Ce clivage révélé par le « laboratoire mobile » de Mme Mathieu n’étonne pas, contrairement à la présence sur cet axe routier d’un monde parallèle formé par les ondes de la radio marine, débordant du fleuve, et que l’artiste universitaire ne s’attendait peut-être pas à trouver là. « Je suis allée prendre des cours d’opérateur de radio marine pour comprendre les conversations que l’on captait », raconte-t-elle, « pour décoder cet univers que l’on traverse en voiture », les ondes radio émises sur l’eau, mais également des différents postes des garde-côtes ou des pilotes du Saint-Laurent, n’ayant que peu à faire des limites fluviales où elles sont générées.

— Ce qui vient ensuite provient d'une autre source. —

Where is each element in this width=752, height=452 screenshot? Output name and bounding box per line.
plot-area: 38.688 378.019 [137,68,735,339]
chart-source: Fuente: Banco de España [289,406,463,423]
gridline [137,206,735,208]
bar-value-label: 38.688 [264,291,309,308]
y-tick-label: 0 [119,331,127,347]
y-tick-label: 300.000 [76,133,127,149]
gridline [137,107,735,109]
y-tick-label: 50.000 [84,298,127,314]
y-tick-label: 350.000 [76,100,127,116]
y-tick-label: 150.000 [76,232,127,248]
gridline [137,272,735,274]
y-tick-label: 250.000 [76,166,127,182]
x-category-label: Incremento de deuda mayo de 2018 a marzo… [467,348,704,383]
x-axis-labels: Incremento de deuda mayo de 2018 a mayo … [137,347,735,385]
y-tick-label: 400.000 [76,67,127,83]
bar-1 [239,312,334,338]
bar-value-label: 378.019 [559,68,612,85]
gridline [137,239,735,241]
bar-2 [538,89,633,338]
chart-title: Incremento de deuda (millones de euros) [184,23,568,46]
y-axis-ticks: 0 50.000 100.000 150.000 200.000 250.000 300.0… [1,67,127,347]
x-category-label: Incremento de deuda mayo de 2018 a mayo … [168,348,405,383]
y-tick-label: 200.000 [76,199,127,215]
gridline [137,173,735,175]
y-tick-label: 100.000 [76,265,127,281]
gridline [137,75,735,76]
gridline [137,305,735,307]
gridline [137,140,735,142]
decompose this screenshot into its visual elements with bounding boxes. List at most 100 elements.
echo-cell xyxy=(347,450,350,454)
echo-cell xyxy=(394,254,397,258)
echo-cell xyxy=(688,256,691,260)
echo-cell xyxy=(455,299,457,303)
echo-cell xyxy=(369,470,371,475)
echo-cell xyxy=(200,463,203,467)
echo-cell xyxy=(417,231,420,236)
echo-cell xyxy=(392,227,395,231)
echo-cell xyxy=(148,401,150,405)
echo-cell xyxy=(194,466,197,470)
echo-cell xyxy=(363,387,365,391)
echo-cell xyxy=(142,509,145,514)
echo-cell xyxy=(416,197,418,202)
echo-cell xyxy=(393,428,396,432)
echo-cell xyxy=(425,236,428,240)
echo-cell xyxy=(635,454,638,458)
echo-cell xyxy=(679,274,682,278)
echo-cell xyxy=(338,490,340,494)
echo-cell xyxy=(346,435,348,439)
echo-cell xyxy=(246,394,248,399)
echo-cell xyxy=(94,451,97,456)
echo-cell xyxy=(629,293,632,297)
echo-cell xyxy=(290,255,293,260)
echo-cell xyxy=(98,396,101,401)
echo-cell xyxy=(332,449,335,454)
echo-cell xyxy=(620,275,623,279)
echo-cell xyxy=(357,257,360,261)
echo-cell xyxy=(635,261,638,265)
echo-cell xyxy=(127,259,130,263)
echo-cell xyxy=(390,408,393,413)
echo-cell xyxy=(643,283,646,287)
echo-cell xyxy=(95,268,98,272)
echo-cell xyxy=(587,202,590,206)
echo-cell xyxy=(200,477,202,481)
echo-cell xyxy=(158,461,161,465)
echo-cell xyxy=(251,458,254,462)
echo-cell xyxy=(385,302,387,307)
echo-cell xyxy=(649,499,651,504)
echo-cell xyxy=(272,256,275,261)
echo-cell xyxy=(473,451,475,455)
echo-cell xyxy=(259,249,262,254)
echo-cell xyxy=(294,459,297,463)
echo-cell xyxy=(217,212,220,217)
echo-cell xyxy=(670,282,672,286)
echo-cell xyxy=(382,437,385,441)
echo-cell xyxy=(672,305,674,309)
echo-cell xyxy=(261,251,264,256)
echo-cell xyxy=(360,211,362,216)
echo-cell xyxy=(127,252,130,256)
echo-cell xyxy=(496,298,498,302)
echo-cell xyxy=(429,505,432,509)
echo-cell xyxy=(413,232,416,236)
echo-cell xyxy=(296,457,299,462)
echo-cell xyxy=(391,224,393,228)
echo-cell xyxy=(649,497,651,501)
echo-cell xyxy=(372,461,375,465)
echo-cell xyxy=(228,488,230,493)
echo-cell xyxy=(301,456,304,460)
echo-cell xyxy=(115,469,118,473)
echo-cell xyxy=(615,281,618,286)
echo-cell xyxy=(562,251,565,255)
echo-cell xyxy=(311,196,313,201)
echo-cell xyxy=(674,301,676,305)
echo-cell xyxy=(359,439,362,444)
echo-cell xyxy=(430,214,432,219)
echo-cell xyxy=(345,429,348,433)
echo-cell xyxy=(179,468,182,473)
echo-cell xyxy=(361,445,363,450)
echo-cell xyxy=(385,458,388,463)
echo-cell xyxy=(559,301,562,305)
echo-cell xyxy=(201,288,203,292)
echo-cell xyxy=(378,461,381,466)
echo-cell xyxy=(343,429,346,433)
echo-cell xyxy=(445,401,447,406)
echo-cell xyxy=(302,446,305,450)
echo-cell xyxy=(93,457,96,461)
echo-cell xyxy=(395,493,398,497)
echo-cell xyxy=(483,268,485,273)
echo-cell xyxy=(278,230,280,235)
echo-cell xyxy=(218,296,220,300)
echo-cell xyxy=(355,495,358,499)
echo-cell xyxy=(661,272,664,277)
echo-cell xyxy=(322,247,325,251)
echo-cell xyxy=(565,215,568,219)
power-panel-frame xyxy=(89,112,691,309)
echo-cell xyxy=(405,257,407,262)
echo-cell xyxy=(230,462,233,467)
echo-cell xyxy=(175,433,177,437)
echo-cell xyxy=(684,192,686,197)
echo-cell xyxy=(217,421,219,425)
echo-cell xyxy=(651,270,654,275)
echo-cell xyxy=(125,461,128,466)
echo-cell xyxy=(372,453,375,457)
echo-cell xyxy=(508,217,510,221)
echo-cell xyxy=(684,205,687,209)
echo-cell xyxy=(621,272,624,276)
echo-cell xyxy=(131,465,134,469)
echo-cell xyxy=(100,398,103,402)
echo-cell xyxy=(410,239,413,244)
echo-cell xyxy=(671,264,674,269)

L’incongruité de ce mélange des genres - et de deux modes de transport en apparence incompatible - n’est d’ailleurs pas unique, comme en témoignent certaines autres composantes du monde invisible de la 20 qui peuvent venir d’encore plus loin que du fleuve. « Le long du boulevard Charest [à Québec], nous avons réussi à capter une station de radio venant de l’Alabama », dit Mme Mathieu, qui a dû explorer la physique de la radiodiffusion pour démystifier la chose. « C’est lié à l’ionosphère qui, dans certaines conditions, réfléchit les ondes en provenance de plusieurs milliers de kilomètres. »


Moins prosaïque, cette autopsie des territoires invisibles de la « 20 », et pour laquelle Mme Mathieu n’a pas hésité à quelques reprises à faire du camping au bord de cette autoroute, pour écouter ce que la route a à dire la nuit, lui a permis également de prendre conscience, autrement qu’avec les yeux, de cette culture du transport par camion que l’axe autoroutier nourrit, comme bien d’autres axes de la province d’ailleurs. « Entre Montréal et Drummondville, on n’en voit pas beaucoup, mais on entend les conversations provenant de ces camions, sur une multitude de fréquences, dit-elle. Il y a des milliers de bandes de fréquences qui appartiennent à ce monde et dont chacune correspond à des services précis ou a des fonctions particulières. C’est fascinant ! »


La chose revêt d’ailleurs une dimension politique, selon elle, mais aussi économique, puisqu’elle nous fait entendre la façon dont nous avons décidé d’occuper le territoire. Une réflexion, parmi d’autres, que l’artiste universitaire qui travaille sur cette drôle d’exploration avec une spécialiste en art sonore, Chantal Dumas, et un ingénieur de l’INRS, Jean-Charles Grégoire, compte partager à partir de 2014 avec les automobilistes présents sur cette autoroute. Comment ? Par l’entremise d’une oeuvre sonore, « un trajet sonore sur 300 km », « parallèle au trajet parcouru par le conducteur », tenant sur un CD ou un lecteur de MP3. « On songe aussi à transmettre cette oeuvre sur une fréquence radio que les gens pourraient attraper sur leur autoradio, le long de la 20 entre Montréal et Québec », dit-elle. Un véhicule qui, effectivement, donne l’impression, vu le contenu de son habitacle, d’être le bon.